HME: Why did the company bid for oxygen?

Harrison: Diversification.

HME: Is The Scooter Store trying to become a full-service provider of DME?

Harrison: The Scooter Store would like to help our customers live safely and confidently at their own home for as long as possible. To fulfill that mission will require the addition of several products and services.

HME: How do you respond to concerns that a provider known for wheelchairs won a bid for oxygen? It was even the topic of discussion at a hearing held by Rep. Pete Stark, D-Calif., a couple of weeks ago.

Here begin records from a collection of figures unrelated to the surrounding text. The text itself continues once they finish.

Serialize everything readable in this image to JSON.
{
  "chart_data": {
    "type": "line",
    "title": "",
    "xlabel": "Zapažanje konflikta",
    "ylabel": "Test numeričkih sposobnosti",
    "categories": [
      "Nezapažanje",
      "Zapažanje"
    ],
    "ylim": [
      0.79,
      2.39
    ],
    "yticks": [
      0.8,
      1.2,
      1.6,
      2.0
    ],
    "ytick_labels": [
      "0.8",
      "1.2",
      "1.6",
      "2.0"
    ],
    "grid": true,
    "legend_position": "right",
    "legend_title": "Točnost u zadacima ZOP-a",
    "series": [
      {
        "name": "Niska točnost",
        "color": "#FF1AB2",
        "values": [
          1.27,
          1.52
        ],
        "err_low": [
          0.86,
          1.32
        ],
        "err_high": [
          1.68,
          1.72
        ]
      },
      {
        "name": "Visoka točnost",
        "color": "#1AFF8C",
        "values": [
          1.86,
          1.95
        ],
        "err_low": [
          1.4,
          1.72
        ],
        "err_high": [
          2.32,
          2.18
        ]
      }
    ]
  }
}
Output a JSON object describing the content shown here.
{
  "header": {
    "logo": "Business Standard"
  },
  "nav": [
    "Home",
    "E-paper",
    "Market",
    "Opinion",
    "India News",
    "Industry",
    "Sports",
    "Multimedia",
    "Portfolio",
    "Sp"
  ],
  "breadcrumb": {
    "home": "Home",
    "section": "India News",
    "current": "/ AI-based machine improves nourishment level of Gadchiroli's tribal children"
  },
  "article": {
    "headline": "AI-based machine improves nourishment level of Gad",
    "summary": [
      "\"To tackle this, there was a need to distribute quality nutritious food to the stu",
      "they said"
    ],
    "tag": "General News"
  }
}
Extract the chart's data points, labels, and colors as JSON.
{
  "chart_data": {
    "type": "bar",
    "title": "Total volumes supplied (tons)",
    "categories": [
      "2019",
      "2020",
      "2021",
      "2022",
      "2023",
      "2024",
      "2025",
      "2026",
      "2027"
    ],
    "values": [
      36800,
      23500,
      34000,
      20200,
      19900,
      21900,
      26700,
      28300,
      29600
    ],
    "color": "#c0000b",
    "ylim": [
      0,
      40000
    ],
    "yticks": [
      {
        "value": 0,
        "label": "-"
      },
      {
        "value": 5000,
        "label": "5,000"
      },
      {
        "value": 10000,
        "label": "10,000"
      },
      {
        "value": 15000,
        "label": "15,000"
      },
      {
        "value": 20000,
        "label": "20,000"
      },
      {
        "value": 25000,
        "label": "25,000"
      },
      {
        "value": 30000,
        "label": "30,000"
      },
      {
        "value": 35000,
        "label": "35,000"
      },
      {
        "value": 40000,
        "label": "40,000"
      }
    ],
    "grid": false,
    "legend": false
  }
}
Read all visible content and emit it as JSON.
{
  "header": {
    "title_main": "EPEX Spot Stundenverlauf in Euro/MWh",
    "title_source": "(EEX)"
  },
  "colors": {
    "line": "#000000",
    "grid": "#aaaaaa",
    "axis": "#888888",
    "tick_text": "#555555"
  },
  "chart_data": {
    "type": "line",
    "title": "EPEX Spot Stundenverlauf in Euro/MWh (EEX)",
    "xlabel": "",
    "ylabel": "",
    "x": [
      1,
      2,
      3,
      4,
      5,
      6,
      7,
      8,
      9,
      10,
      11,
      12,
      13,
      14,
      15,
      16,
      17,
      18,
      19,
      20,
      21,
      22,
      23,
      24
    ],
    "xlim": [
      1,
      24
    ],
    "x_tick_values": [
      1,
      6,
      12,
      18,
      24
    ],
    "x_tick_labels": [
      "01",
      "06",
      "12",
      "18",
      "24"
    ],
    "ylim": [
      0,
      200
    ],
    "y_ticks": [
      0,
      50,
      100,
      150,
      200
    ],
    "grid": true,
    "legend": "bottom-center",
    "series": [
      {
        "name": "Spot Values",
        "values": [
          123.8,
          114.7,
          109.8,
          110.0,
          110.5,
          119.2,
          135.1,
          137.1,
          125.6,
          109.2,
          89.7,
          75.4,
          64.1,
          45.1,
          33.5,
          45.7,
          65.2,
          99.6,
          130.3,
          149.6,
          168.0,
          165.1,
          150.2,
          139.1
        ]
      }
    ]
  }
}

Harrison: I can only assume that Chairman Stark was reacting to very emotional stories from understandably terrified constituents. GMAC (that’s General Motors-the car guys) is one of the largest financial institutions in the country. I know that our name limits us in the minds of some people, but it doesn’t limit us in our mission to provide freedom and independence to our customers.

HME: Does accreditation make The Scooter Store qualified to provide oxygen, a product category that, up until now, it hasn’t provided?

Harrison: Is accreditation, alone, definitive? Clearly not. However, it certainly seems to be a much better indicator than the name of the business, on which some people have chosen to obsess.

HME: In the past, you’ve mentioned that not everyone thinks competitive bidding is bad. Can you explain?

Harrison: Competitive bidding, as a philosophy, is as American as Mom, baseball, and apple pie. But CMS has built rules into this arbitrary price reduction scheme for DME that make it anything but true competitive bidding.